Conto alla rovescia per il neopresidente MPS
di Red
SIENA. Non bisogna dar retta agli alti e bassi dei mercati. Tanto è vero, che il mercoledì sono stati perduti i guadagni del giorno precedente in un amen. Hai voglia a dare la colpa a nuove tensioni sulla finanza spagnola o all’incapacità del governo Monti di mettere rapidamente a punto azioni di crescita economica nel nostro paese. MPS ha fatto -4,42% a euro 0,2592 pare perché ieri le azioni erano salite troppo, come tutti i bancari, e prontamente gli investitori hanno realizzato. A noi interessa il risultato di medio periodo, che ci dà la tendenza. E la tendenza al ribasso, ora che la Fondazione ha cessato di vendere quote, preoccupa parecchio.
Gabriello Mancini ha accettato di ricevere il “suo” candidato presidente Profumo con la squadra di maggioranza al completo in casa sua, in Banchi di Sotto. Ricompattamento dell’altra maggioranza (quella del comune) o buon viso a cattivo gioco? La mancanza in serata del solito immancabile comunicato congiunto Comune-Provincia di benvenuto ci lascia qualche dubbio. Ma sicuramente per Mancini trattasi di atto di cortesia dovuto in ogni caso, visto che tra dieci giorni Alessandro Profumo sarà il presidente di Banca Monte dei Paschi. Che certo corre anche il rischio di essere come Giovanni Paolo I, papa per 33 giorni e poi addio: nel mese di maggio un giudice milanese dovrà decidere se rinviarlo a giudizio per una storia di reati fiscali (uno dei reati più antipatici per chi fa il banchiere di professione perché ne mina la credibilità personale alle fondamenta, per cui facciamo il tifo che tutto si risolva in una bolla di sapone). Ma questo passa il convento e altri nomi spendibili a Siena per traghettare altrove la banca, secondo i “desiderata romani”, pare non ce ne siano. Perché portare via da Siena il Monte è quanto mai facile, basterebbe una aggiustatina al capitale sociale con una motivazione ineccepibile. Ora che l’Abi ha rivelato ufficialmente di mettere Giuseppe Mussari nella condizione di essere rieletto presidente delle banche nazionali, la cosiddetta “finanza rossa”, con i fidi Turiddo Campaini (presidente Coop) e Marco Turchi (beniamino di D’Alema) nel ruolo di vicepresidenti di garanzia, userà il grimaldello dei Tremonti Bond per completare l’opera e trasferire la sede ove sembrerà più conveniente.

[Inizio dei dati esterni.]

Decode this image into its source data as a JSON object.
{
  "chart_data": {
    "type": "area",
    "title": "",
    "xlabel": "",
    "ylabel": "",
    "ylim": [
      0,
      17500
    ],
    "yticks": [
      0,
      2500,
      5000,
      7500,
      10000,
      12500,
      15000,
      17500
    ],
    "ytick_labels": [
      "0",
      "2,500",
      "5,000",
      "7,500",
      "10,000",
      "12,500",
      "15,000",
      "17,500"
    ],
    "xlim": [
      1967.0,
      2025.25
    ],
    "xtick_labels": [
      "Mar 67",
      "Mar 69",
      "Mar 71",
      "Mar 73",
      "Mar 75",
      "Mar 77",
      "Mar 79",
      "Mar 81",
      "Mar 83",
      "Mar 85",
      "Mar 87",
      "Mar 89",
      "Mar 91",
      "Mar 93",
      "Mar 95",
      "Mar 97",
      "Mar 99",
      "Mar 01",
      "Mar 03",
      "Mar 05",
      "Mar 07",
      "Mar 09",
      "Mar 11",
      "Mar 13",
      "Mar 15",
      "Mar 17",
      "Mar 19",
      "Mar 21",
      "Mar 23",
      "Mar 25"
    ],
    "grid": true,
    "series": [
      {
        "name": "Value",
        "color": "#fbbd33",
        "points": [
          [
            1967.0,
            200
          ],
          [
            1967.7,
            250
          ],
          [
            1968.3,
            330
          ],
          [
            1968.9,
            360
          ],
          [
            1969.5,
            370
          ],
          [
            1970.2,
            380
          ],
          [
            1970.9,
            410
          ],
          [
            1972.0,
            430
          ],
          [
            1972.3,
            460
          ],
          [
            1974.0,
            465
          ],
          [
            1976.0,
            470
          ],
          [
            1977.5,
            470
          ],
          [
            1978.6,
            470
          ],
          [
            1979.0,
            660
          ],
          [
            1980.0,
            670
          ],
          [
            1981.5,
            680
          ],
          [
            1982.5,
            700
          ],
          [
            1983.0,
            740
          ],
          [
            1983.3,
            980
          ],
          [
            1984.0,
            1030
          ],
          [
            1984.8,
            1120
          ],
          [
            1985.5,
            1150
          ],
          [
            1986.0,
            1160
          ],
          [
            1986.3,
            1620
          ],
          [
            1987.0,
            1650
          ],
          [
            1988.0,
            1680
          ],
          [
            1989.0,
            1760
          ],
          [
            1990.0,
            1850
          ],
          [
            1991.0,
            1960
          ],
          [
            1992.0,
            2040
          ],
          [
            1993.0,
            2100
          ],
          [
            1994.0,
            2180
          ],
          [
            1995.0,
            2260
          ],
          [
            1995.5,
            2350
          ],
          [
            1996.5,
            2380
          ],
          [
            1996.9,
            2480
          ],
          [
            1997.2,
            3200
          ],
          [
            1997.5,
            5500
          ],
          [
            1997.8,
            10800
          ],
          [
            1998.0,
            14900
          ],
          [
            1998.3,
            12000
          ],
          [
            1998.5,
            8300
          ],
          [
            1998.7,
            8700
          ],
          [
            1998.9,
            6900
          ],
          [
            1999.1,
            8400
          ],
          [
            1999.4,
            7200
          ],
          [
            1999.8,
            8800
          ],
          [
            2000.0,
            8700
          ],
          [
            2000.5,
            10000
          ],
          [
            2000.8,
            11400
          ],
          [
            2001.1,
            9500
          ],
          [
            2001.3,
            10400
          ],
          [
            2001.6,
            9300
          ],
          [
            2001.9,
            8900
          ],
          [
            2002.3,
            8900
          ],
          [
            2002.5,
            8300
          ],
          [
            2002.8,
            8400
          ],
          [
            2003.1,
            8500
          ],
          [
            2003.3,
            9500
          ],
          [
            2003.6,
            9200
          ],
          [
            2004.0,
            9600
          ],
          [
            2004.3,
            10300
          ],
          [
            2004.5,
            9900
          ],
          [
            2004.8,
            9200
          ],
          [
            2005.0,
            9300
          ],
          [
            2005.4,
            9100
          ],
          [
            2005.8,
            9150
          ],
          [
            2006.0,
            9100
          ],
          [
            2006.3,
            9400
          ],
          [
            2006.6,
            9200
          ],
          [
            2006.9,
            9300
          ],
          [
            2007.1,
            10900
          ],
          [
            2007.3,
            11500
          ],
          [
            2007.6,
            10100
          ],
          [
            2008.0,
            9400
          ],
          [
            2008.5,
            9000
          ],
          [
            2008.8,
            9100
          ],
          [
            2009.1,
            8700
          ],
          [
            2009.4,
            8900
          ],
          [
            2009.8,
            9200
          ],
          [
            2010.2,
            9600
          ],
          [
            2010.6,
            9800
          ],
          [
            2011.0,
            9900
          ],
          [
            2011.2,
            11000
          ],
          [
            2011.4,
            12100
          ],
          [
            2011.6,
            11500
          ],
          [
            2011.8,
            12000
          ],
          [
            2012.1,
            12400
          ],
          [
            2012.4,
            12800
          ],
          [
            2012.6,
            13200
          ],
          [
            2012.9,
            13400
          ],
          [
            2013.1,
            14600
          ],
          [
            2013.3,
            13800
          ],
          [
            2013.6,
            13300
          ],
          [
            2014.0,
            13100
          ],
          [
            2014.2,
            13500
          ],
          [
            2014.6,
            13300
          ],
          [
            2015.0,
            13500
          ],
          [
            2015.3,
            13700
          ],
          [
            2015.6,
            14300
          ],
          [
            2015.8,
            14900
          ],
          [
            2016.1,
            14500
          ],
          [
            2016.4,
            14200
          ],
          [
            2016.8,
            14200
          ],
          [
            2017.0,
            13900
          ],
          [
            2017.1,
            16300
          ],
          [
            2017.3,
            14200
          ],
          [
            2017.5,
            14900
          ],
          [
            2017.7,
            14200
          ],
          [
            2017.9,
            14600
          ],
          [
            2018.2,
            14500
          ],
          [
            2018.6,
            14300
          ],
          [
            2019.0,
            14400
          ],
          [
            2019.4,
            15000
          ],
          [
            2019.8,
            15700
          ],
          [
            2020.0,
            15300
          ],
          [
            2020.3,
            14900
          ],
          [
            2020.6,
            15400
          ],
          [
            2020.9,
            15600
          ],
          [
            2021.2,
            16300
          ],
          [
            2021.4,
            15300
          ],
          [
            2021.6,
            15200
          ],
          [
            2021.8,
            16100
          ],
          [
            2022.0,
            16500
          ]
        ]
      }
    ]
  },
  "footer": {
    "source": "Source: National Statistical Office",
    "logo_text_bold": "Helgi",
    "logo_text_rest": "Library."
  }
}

Il 12 luglio 2011 un raggiante Antonio Vigni aveva detto “adesso ci prepariamo a chiedere in tempi non lunghissimi a Banca d’Italia la facoltà di rimborsare anticipatamente i Tremonti-bond”, sapendo benissimo che non l’avrebbe fatto. Nel frattempo però si sono bruciati 2,15 miliardi dell’aumento fatto e la Fondazione si è ridotta al lumicino. La borsa non ha creduto al tandem Mussari-Vigni benedetto dal Ceccuzzi, neo-sindaco teorico del 51% della Fondazione nel Monte, e il titolo MPS è passato da 0,4892 euro di quel lontano giorno d’estate al fallimentare 0,197 dell’8 gennaio 2012. Il resto della storia è recente…
Attendiamo i dati della prima trimestrale 2012: se confermeranno il trend dell’ultimo trimestre 2011, vedrete che certi scenari non saranno fantaeconomia e catastrofismi.
Ora la svendita del 60% delle azioni Biverbanca, grazie all’advisor Mediobanca, sta andando in porto senza che nessuno riesca a fermarla, anzi, si registra la new entry tra i possibili pretendenti: la Cassa di Risparmio di Asti, solido istituto piemontese, espressione di una Fondazione territoriale che con quelle di Biella e Vercelli potrebbe avere quel qualcosa da spartire che la Popolare di Vicenza non ha. Speriamo che la concorrenza porti a incassare più dei 200 milioni preventivati (che lascerebbero sul campo in ogni caso 830 milioni di perdite reali per Rocca Salimbeni). Ci dovremo sorbire ancora un mese di chiacchiere e considerazioni, falsi pretendenti e cordate improbabili, visto che prima di ufficializzare la vendita Mediobanca si è ricordata (o le è stato ricordato) della “due diligence”. Suona strano farla per un affaruccio da 200 milioni, quando – per un megacontratto da 10,1 miliardi come Antonveneta – agli stessi attori nel campo senese non venne in mente di pretendere.